Any entangled state represents a quantum possibility that is classically impossible.
Is the converse true?
That is, are all states that are quantum mechanically possible but classically impossible entangled in some way?
If so, can you give a proof, or a reference to a proof?
If not, can you give a counterexample?

Answer 1

I don't know if this is what OP is asking(v1), but consider a single qubit, whose states can be visualized via the Bloch sphere. The classical states (which form a bit) are the north and the south pole.
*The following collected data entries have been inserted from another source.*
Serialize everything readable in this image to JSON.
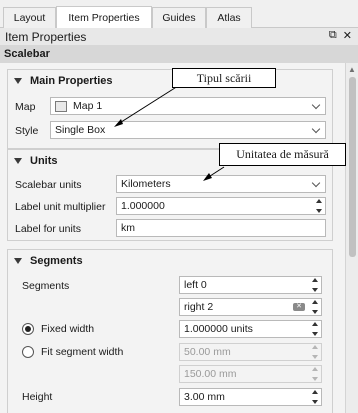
{
  "tabs": [
    {
      "label": "Layout"
    },
    {
      "label": "Item Properties"
    },
    {
      "label": "Guides"
    },
    {
      "label": "Atlas"
    }
  ],
  "panel": {
    "title": "Item Properties",
    "float_icon": "⧉",
    "close_icon": "✕"
  },
  "section": {
    "title": "Scalebar"
  },
  "main_properties": {
    "title": "Main Properties",
    "map_label": "Map",
    "map_value": "Map 1",
    "style_label": "Style",
    "style_value": "Single Box"
  },
  "units": {
    "title": "Units",
    "scalebar_units_label": "Scalebar units",
    "scalebar_units_value": "Kilometers",
    "label_multiplier_label": "Label unit multiplier",
    "label_multiplier_value": "1.000000",
    "label_for_units_label": "Label for units",
    "label_for_units_value": "km"
  },
  "segments": {
    "title": "Segments",
    "segments_label": "Segments",
    "left_value": "left 0",
    "right_value": "right 2",
    "fixed_width_label": "Fixed width",
    "fixed_width_value": "1.000000 units",
    "fit_width_label": "Fit segment width",
    "fit_min_value": "50.00 mm",
    "fit_max_value": "150.00 mm",
    "height_label": "Height",
    "height_value": "3.00 mm"
  },
  "annotations": {
    "style_callout": "Tipul scării",
    "units_callout": "Unitatea de măsură"
  }
}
The pure quantum states are the surface of the 2-sphere $S^2=\partial(B^3)$, and the mixed quantum states are the interior 3-ball $B^3$. Since there is just a single qubit, it is not entangled.

Answer 2

"The things that trouble me most are not the true facts I don't know, but the false facts I do know"--Ancient Proverb
I was very surprised by how simple (and low dimensional) the first answer was.
I think the issue revolves around the definition of what is classically possible or not.
Gleason's theorem only holds in three dimensions or more, not two or less.
You can map Hilbert space to phase space for one particle, not two or more.
If you can simulate something with local hidden variables, it is classically possible.
I think you can simulate a single qubit with fewer than eight real numbers ie with local hidden variables.
This makes me doubt that any single qubit operation is classically impossible, let alone the mere existence of a qubit.
On the other hand you can prove or test Bell's theorem with two or more entangled photons or electrons or whatever.
I accept this as a demonstrable classical impossibility.
Therefore my reaction is that the mere existence of a qubit while perhaps classically impossible in some sense, cannot be proven to be classically impossible in the same way as the Bell correlations can.